AMANDA FROST: So you're saying don't give the preliminary injunction. And you're saying without irreparable injury, do you-- I guess the question is, without the irreparable injury part of this analysis, do you need a preliminary injunction? You're saying let it go through. Why would you want to prefer to let it go through, in other words, go through the process of having a trial on the merits or a full exploration of the merits?

ALEX: Generally, in our system, the presumption is that everything should go through unless there's some really emergency situation, like an irreparable harm, for instance, people's constitutional rights are being violated in the present. And that needs to stop during the trial. But these multimillion dollar companies, they can pay either way at the end of the trial. And you don't really need the money now.

AMANDA FROST: They could pay with interest at the end. So the irreparable injury does a lot of work here because of the fact that regardless of how likely one party is to win on the merits, this is an extraordinary remedy coming before a full exploration of the merits of the case. And the idea is we're only going to turn to this if we think that we could not remedy the harm at the end of the day without acting now.

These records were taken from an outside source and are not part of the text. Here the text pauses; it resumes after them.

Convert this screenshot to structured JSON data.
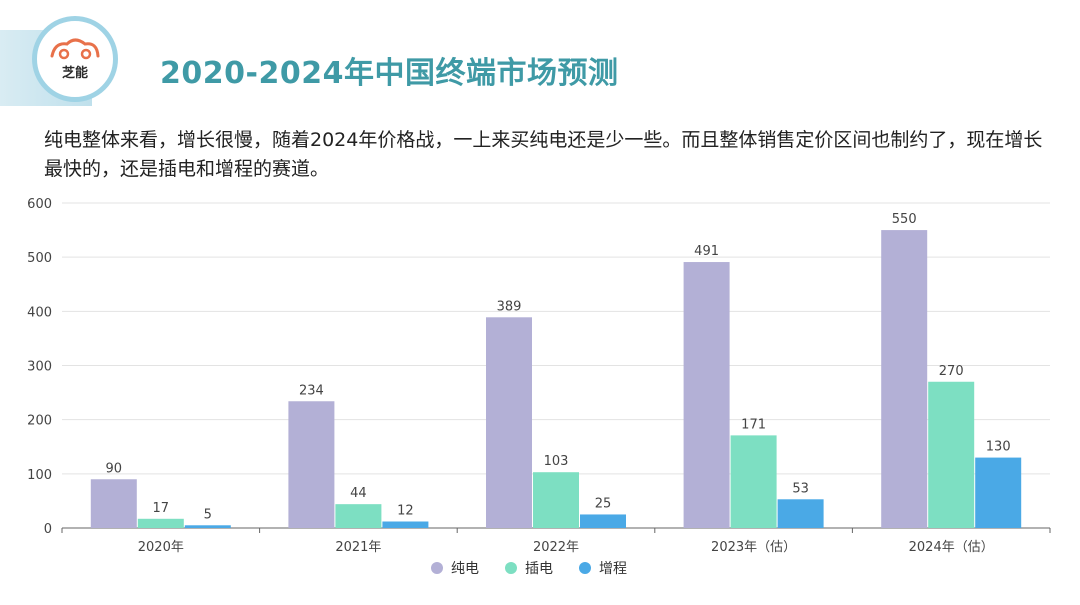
{
  "header": {
    "logo_text": "芝能",
    "title": "2020-2024年中国终端市场预测"
  },
  "description": "纯电整体来看，增长很慢，随着2024年价格战，一上来买纯电还是少一些。而且整体销售定价区间也制约了，现在增长最快的，还是插电和增程的赛道。",
  "colors": {
    "title": "#3f9aa6",
    "bev": "#b3b0d6",
    "phev": "#7ddfc2",
    "erev": "#4aa9e6",
    "grid": "#e3e3e3"
  },
  "chart_data": {
    "type": "bar",
    "categories": [
      "2020年",
      "2021年",
      "2022年",
      "2023年（估）",
      "2024年（估）"
    ],
    "series": [
      {
        "name": "纯电",
        "color": "#b3b0d6",
        "values": [
          90,
          234,
          389,
          491,
          550
        ]
      },
      {
        "name": "插电",
        "color": "#7ddfc2",
        "values": [
          17,
          44,
          103,
          171,
          270
        ]
      },
      {
        "name": "增程",
        "color": "#4aa9e6",
        "values": [
          5,
          12,
          25,
          53,
          130
        ]
      }
    ],
    "yticks": [
      0,
      100,
      200,
      300,
      400,
      500,
      600
    ],
    "ylim": [
      0,
      600
    ],
    "grid": true,
    "legend_position": "bottom-center",
    "data_labels": true
  }
}
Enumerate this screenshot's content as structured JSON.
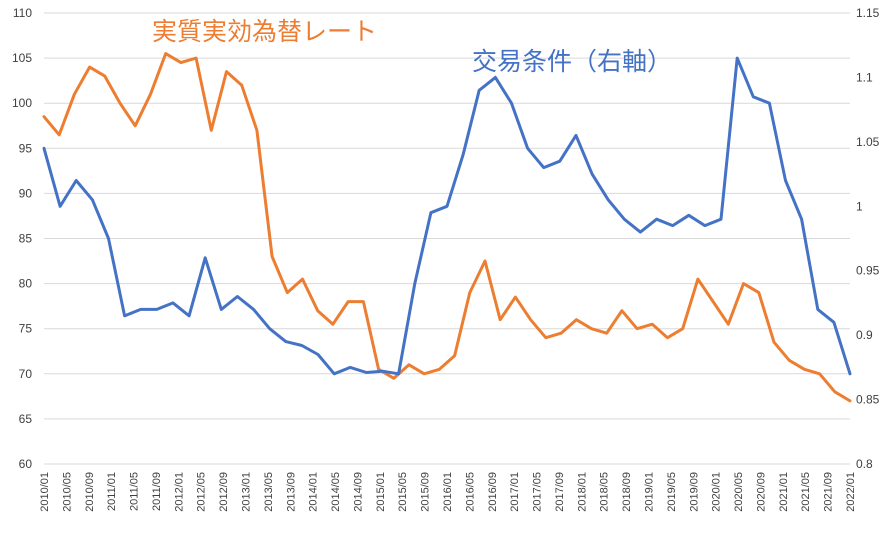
{
  "chart_data": {
    "type": "line",
    "title": "",
    "xlabel": "",
    "ylabel": "",
    "grid": true,
    "ylim_left": [
      60,
      110
    ],
    "left_ticks": [
      "60",
      "65",
      "70",
      "75",
      "80",
      "85",
      "90",
      "95",
      "100",
      "105",
      "110"
    ],
    "ylim_right": [
      0.8,
      1.15
    ],
    "right_ticks": [
      "0.8",
      "0.85",
      "0.9",
      "0.95",
      "1",
      "1.05",
      "1.1",
      "1.15"
    ],
    "x_labels": [
      "2010/01",
      "2010/05",
      "2010/09",
      "2011/01",
      "2011/05",
      "2011/09",
      "2012/01",
      "2012/05",
      "2012/09",
      "2013/01",
      "2013/05",
      "2013/09",
      "2014/01",
      "2014/05",
      "2014/09",
      "2015/01",
      "2015/05",
      "2015/09",
      "2016/01",
      "2016/05",
      "2016/09",
      "2017/01",
      "2017/05",
      "2017/09",
      "2018/01",
      "2018/05",
      "2018/09",
      "2019/01",
      "2019/05",
      "2019/09",
      "2020/01",
      "2020/05",
      "2020/09",
      "2021/01",
      "2021/05",
      "2021/09",
      "2022/01"
    ],
    "series": [
      {
        "name": "実質実効為替レート",
        "axis": "left",
        "color": "#ED7D31",
        "values": [
          98.5,
          96.5,
          101,
          104,
          103,
          100,
          97.5,
          101,
          105.5,
          104.5,
          105,
          97,
          103.5,
          102,
          97,
          83,
          79,
          80.5,
          77,
          75.5,
          78,
          78,
          70.5,
          69.5,
          71,
          70,
          70.5,
          72,
          79,
          82.5,
          76,
          78.5,
          76,
          74,
          74.5,
          76,
          75,
          74.5,
          77,
          75,
          75.5,
          74,
          75,
          80.5,
          78,
          75.5,
          80,
          79,
          73.5,
          71.5,
          70.5,
          70,
          68,
          67
        ]
      },
      {
        "name": "交易条件（右軸）",
        "axis": "right",
        "color": "#4472C4",
        "values": [
          1.045,
          1.0,
          1.02,
          1.005,
          0.975,
          0.915,
          0.92,
          0.92,
          0.925,
          0.915,
          0.96,
          0.92,
          0.93,
          0.92,
          0.905,
          0.895,
          0.892,
          0.885,
          0.87,
          0.875,
          0.871,
          0.872,
          0.87,
          0.94,
          0.995,
          1.0,
          1.04,
          1.09,
          1.1,
          1.08,
          1.045,
          1.03,
          1.035,
          1.055,
          1.025,
          1.005,
          0.99,
          0.98,
          0.99,
          0.985,
          0.993,
          0.985,
          0.99,
          1.115,
          1.085,
          1.08,
          1.02,
          0.99,
          0.92,
          0.91,
          0.87
        ]
      }
    ]
  }
}
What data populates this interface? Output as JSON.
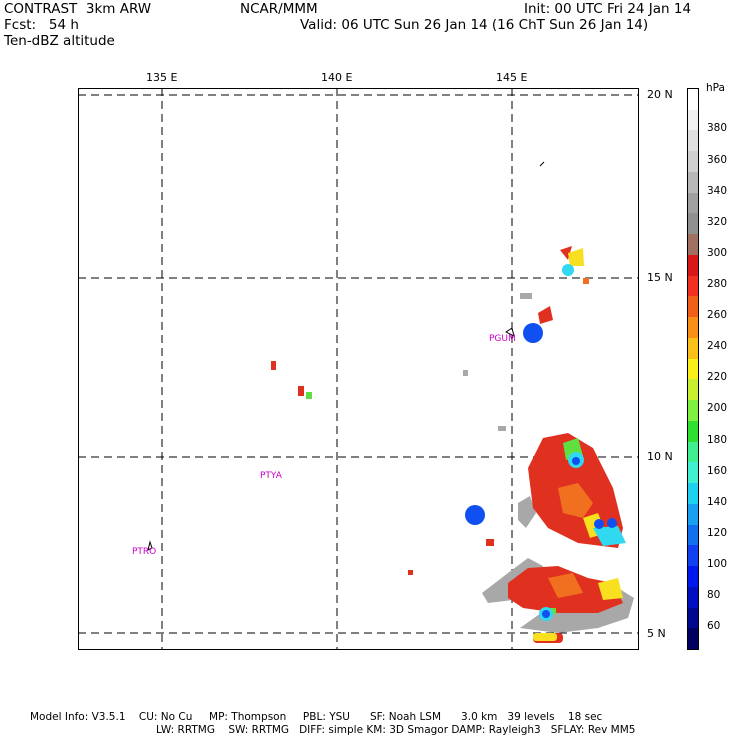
{
  "header": {
    "model": "CONTRAST  3km ARW",
    "org": "NCAR/MMM",
    "init": "Init: 00 UTC Fri 24 Jan 14",
    "fcst": "Fcst:   54 h",
    "valid": "Valid: 06 UTC Sun 26 Jan 14 (16 ChT Sun 26 Jan 14)",
    "field": "Ten-dBZ altitude"
  },
  "map": {
    "lon_ticks": [
      "135 E",
      "140 E",
      "145 E"
    ],
    "lat_ticks": [
      "20 N",
      "15 N",
      "10 N",
      "5 N"
    ],
    "stations": [
      "PGUM",
      "PTYA",
      "PTRO"
    ]
  },
  "colorbar": {
    "unit": "hPa",
    "labels": [
      "380",
      "360",
      "340",
      "320",
      "300",
      "280",
      "260",
      "240",
      "220",
      "200",
      "180",
      "160",
      "140",
      "120",
      "100",
      "80",
      "60"
    ],
    "colors": [
      "#ffffff",
      "#f0f0f0",
      "#e0e0e0",
      "#d0d0d0",
      "#b8b8b8",
      "#a0a0a0",
      "#909090",
      "#a07060",
      "#d81818",
      "#f03020",
      "#f06018",
      "#f89018",
      "#f8c018",
      "#f8f018",
      "#c8f030",
      "#80f040",
      "#30e030",
      "#40f090",
      "#40f0d0",
      "#20d0f0",
      "#1aa0f0",
      "#1070f0",
      "#1040f0",
      "#0018f0",
      "#0010c0",
      "#000890",
      "#000060"
    ]
  },
  "footer": {
    "line1": "Model Info: V3.5.1    CU: No Cu     MP: Thompson     PBL: YSU      SF: Noah LSM      3.0 km   39 levels    18 sec",
    "line2": "LW: RRTMG    SW: RRTMG   DIFF: simple KM: 3D Smagor DAMP: Rayleigh3   SFLAY: Rev MM5"
  }
}
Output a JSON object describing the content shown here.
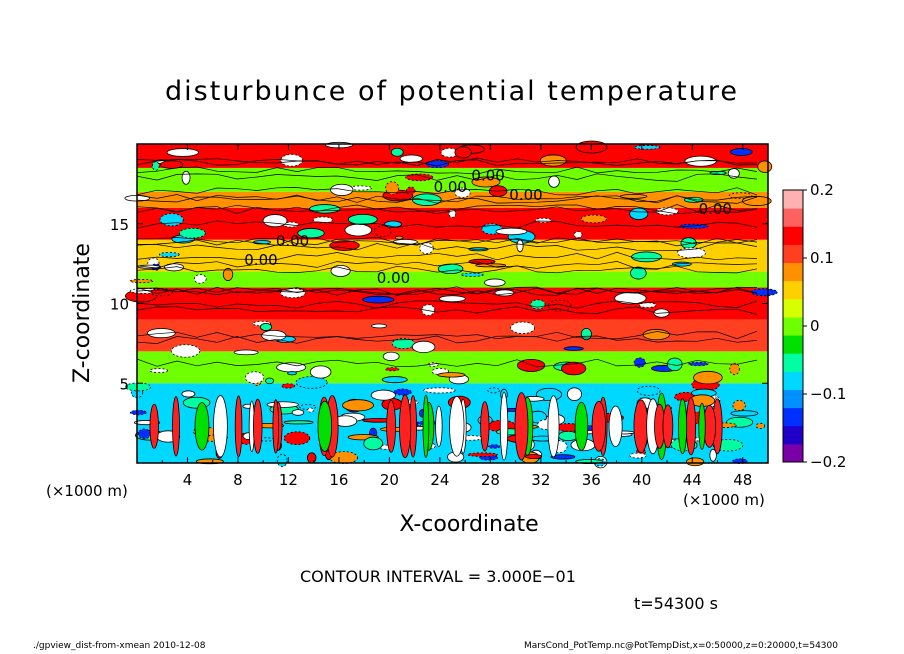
{
  "chart_data": {
    "type": "heatmap",
    "title": "disturbunce of potential temperature",
    "xlabel": "X-coordinate",
    "ylabel": "Z-coordinate",
    "x_unit": "(×1000 m)",
    "y_unit": "(×1000 m)",
    "xlim": [
      0,
      50
    ],
    "ylim": [
      0,
      20
    ],
    "x_ticks": [
      "4",
      "8",
      "12",
      "16",
      "20",
      "24",
      "28",
      "32",
      "36",
      "40",
      "44",
      "48"
    ],
    "x_tick_values": [
      4,
      8,
      12,
      16,
      20,
      24,
      28,
      32,
      36,
      40,
      44,
      48
    ],
    "y_ticks": [
      "5",
      "10",
      "15"
    ],
    "y_tick_values": [
      5,
      10,
      15
    ],
    "colorbar": {
      "ticks": [
        "0.2",
        "0.1",
        "0",
        "−0.1",
        "−0.2"
      ],
      "tick_values": [
        0.2,
        0.1,
        0,
        -0.1,
        -0.2
      ],
      "range": [
        -0.2,
        0.2
      ],
      "colors": [
        "#7a00a8",
        "#2000c8",
        "#0030ff",
        "#0090ff",
        "#00d8ff",
        "#00ffa0",
        "#00e000",
        "#70ff00",
        "#d8ff00",
        "#ffd000",
        "#ff9000",
        "#ff4020",
        "#ff0000",
        "#ff6060",
        "#ffb0b0"
      ]
    },
    "bands": [
      {
        "z0": 0,
        "z1": 5,
        "value": -0.1
      },
      {
        "z0": 5,
        "z1": 7,
        "value": 0.0
      },
      {
        "z0": 7,
        "z1": 9,
        "value": 0.1
      },
      {
        "z0": 9,
        "z1": 11,
        "value": 0.15
      },
      {
        "z0": 11,
        "z1": 12,
        "value": 0.0
      },
      {
        "z0": 12,
        "z1": 14,
        "value": 0.05
      },
      {
        "z0": 14,
        "z1": 16,
        "value": 0.15
      },
      {
        "z0": 16,
        "z1": 17,
        "value": 0.08
      },
      {
        "z0": 17,
        "z1": 18.5,
        "value": 0.0
      },
      {
        "z0": 18.5,
        "z1": 20,
        "value": 0.15
      }
    ],
    "contour_labels": [
      "0.00",
      "0.00",
      "0.00",
      "0.00",
      "0.00",
      "0.00",
      "0.00"
    ]
  },
  "contour_interval": "CONTOUR INTERVAL = 3.000E−01",
  "time_label": "t=54300 s",
  "footer_left": "./gpview_dist-from-xmean   2010-12-08",
  "footer_right": "MarsCond_PotTemp.nc@PotTempDist,x=0:50000,z=0:20000,t=54300"
}
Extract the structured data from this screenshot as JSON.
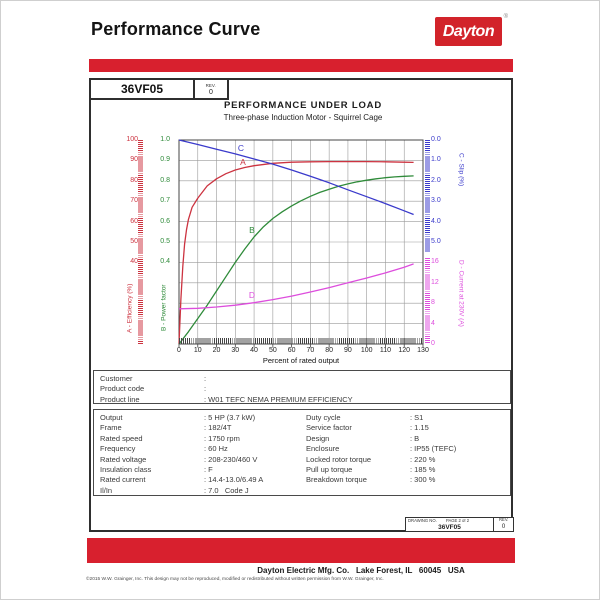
{
  "header": {
    "title": "Performance Curve",
    "logo_text": "Dayton",
    "registered_mark": "®"
  },
  "title_block": {
    "model": "36VF05",
    "rev_label": "REV.",
    "rev_value": "0"
  },
  "colors": {
    "bar_red": "#D8202E",
    "logo_red": "#D2232A",
    "efficiency_red": "#CC3340",
    "power_factor_green": "#2F8B3A",
    "slip_blue": "#3A3ACB",
    "current_magenta": "#DD4DDD",
    "grid_gray": "#9A9A9A",
    "axis_dark": "#444444"
  },
  "chart_data": {
    "type": "line",
    "title": "PERFORMANCE UNDER LOAD",
    "subtitle": "Three-phase Induction Motor - Squirrel Cage",
    "xlabel": "Percent of rated output",
    "xlim": [
      0,
      130
    ],
    "grid": true,
    "x_ticks": [
      "0",
      "10",
      "20",
      "30",
      "40",
      "50",
      "60",
      "70",
      "80",
      "90",
      "100",
      "110",
      "120",
      "130"
    ],
    "axes": [
      {
        "id": "efficiency",
        "label": "A - Efficiency (%)",
        "color": "#CC3340",
        "side": "left",
        "ticks": [
          "100",
          "90",
          "80",
          "70",
          "60",
          "50",
          "40"
        ],
        "range": [
          0,
          100
        ]
      },
      {
        "id": "power_factor",
        "label": "B - Power factor",
        "color": "#2F8B3A",
        "side": "left",
        "ticks": [
          "1.0",
          "0.9",
          "0.8",
          "0.7",
          "0.6",
          "0.5",
          "0.4"
        ],
        "range": [
          0,
          1
        ]
      },
      {
        "id": "slip",
        "label": "C - Slip (%)",
        "color": "#3A3ACB",
        "side": "right",
        "ticks": [
          "0.0",
          "1.0",
          "2.0",
          "3.0",
          "4.0",
          "5.0"
        ],
        "range": [
          0,
          5
        ],
        "inverted": true
      },
      {
        "id": "current",
        "label": "D - Current at 230V (A)",
        "color": "#DD4DDD",
        "side": "right",
        "ticks": [
          "16",
          "12",
          "8",
          "4",
          "0"
        ],
        "range": [
          0,
          16
        ]
      }
    ],
    "series": [
      {
        "name": "A",
        "axis": "efficiency",
        "x": [
          0,
          1,
          2,
          3,
          4,
          5,
          7,
          10,
          15,
          20,
          25,
          30,
          35,
          40,
          50,
          60,
          70,
          80,
          90,
          100,
          110,
          120,
          125
        ],
        "values": [
          0,
          22,
          38,
          49,
          56,
          61,
          67,
          71.5,
          77.5,
          81,
          83.5,
          85.3,
          86.5,
          87.4,
          88.6,
          89.1,
          89.3,
          89.4,
          89.4,
          89.4,
          89.3,
          89.1,
          89
        ]
      },
      {
        "name": "B",
        "axis": "power_factor",
        "x": [
          0,
          5,
          10,
          15,
          20,
          25,
          30,
          35,
          40,
          45,
          50,
          55,
          60,
          65,
          70,
          75,
          80,
          85,
          90,
          95,
          100,
          105,
          110,
          115,
          120,
          125
        ],
        "values": [
          0,
          0.06,
          0.125,
          0.19,
          0.26,
          0.33,
          0.4,
          0.465,
          0.525,
          0.575,
          0.615,
          0.648,
          0.677,
          0.702,
          0.724,
          0.743,
          0.759,
          0.773,
          0.785,
          0.795,
          0.803,
          0.81,
          0.815,
          0.819,
          0.822,
          0.824
        ]
      },
      {
        "name": "C",
        "axis": "slip",
        "x": [
          0,
          10,
          20,
          30,
          40,
          50,
          60,
          70,
          80,
          90,
          100,
          110,
          120,
          125
        ],
        "values": [
          0,
          0.22,
          0.45,
          0.68,
          0.93,
          1.18,
          1.47,
          1.78,
          2.1,
          2.44,
          2.78,
          3.12,
          3.47,
          3.65
        ]
      },
      {
        "name": "D",
        "axis": "current",
        "x": [
          0,
          10,
          20,
          30,
          40,
          50,
          60,
          70,
          80,
          90,
          100,
          110,
          120,
          125
        ],
        "values": [
          6.9,
          7.0,
          7.25,
          7.6,
          8.1,
          8.7,
          9.4,
          10.2,
          11.05,
          12.0,
          12.95,
          13.95,
          15.05,
          15.7
        ]
      }
    ]
  },
  "format": {
    "colon": ": "
  },
  "info_box": {
    "rows": [
      {
        "label": "Customer",
        "value": ""
      },
      {
        "label": "Product code",
        "value": ""
      },
      {
        "label": "Product line",
        "value": "W01 TEFC NEMA PREMIUM EFFICIENCY"
      }
    ]
  },
  "specs": {
    "left": [
      {
        "label": "Output",
        "value": "5 HP (3.7 kW)"
      },
      {
        "label": "Frame",
        "value": "182/4T"
      },
      {
        "label": "Rated speed",
        "value": "1750 rpm"
      },
      {
        "label": "Frequency",
        "value": "60 Hz"
      },
      {
        "label": "Rated voltage",
        "value": "208-230/460 V"
      },
      {
        "label": "Insulation class",
        "value": "F"
      },
      {
        "label": "Rated current",
        "value": "14.4-13.0/6.49 A"
      },
      {
        "label": "Il/In",
        "value": "7.0   Code J"
      }
    ],
    "right": [
      {
        "label": "Duty cycle",
        "value": "S1"
      },
      {
        "label": "Service factor",
        "value": "1.15"
      },
      {
        "label": "Design",
        "value": "B"
      },
      {
        "label": "Enclosure",
        "value": "IP55 (TEFC)"
      },
      {
        "label": "Locked rotor torque",
        "value": "220 %"
      },
      {
        "label": "Pull up torque",
        "value": "185 %"
      },
      {
        "label": "Breakdown torque",
        "value": "300 %"
      }
    ]
  },
  "drawing_box": {
    "drawing_no_label": "DRAWING NO.",
    "page_label": "PAGE 2 of 2",
    "drawing_no": "36VF05",
    "rev_label": "REV.",
    "rev_value": "0"
  },
  "footer": {
    "company_line": "Dayton Electric Mfg. Co.   Lake Forest, IL   60045   USA",
    "copyright": "©2015 W.W. Grainger, Inc.    This design may not be reproduced, modified or redistributed without written permission from W.W. Grainger, Inc."
  }
}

And that was the protest situation. And with Winter, I think that's also the situation, but much harder to argue with a multibillion dollar company that they'd suffer any kind of harm long-term. So even if it looks very, very much like this number one factor, the likelihood of success favors one party, you still need irreparable injury.

But William, let me ask this question, would it help this group, NRDC, and the others supporting it if the Navy conducts its exercises and then at the end of those exercises, months later, when this case. Finally gets resolved on the merits, then the Navy issues an environmental impact statement? Is that any benefit?

WILLIAM: I think that it would probably help their case. Part of what--

AMANDA FROST: Wait, with the plaintiffs, the environmental companies, who want-- environmental groups, sorry, who want to protect the dolphins and the whales or whatever, would it help them if after the Navy conducts all of its exercises, it then issues an environmental impact statement?

WILLIAM: Would it help them as far as succeeding in the motion, or would it help them as far as with their greater--

AMANDA FROST: What are their greater goals?

WILLIAM: Their greater desires. I mean, the greater desire is to prevent the irreparable injury to marine-- the wildlife and ecological part of the world. So in that respect, no, it wouldn't help in--

AMANDA FROST: Winning at the end of the day, the environmental impact statement issued after the Navy conducts these exercises is-- I think the court even says here, the game is over. This lawsuit would be dropped at that point or unless the only thing they could do was maybe establish precedent or-- but they've gained nothing if at the end of the day, the Navy says, oh, we just issued an environmental impact statement after we conducted all of our exercises.

And we've discovered we really shouldn't have done it because it killed all the dolphins. It's not of any help to the ultimate interests of this group. So this is a situation in which there is both irreparable injury and a likelihood of success on the merits. The court-- I think the dissent makes that clearer. But there's at least some good chance because the law says you have to enter an environmental impact statement.

It all seems to turn on public interest, as the court defines it. We'll start next class with that factor.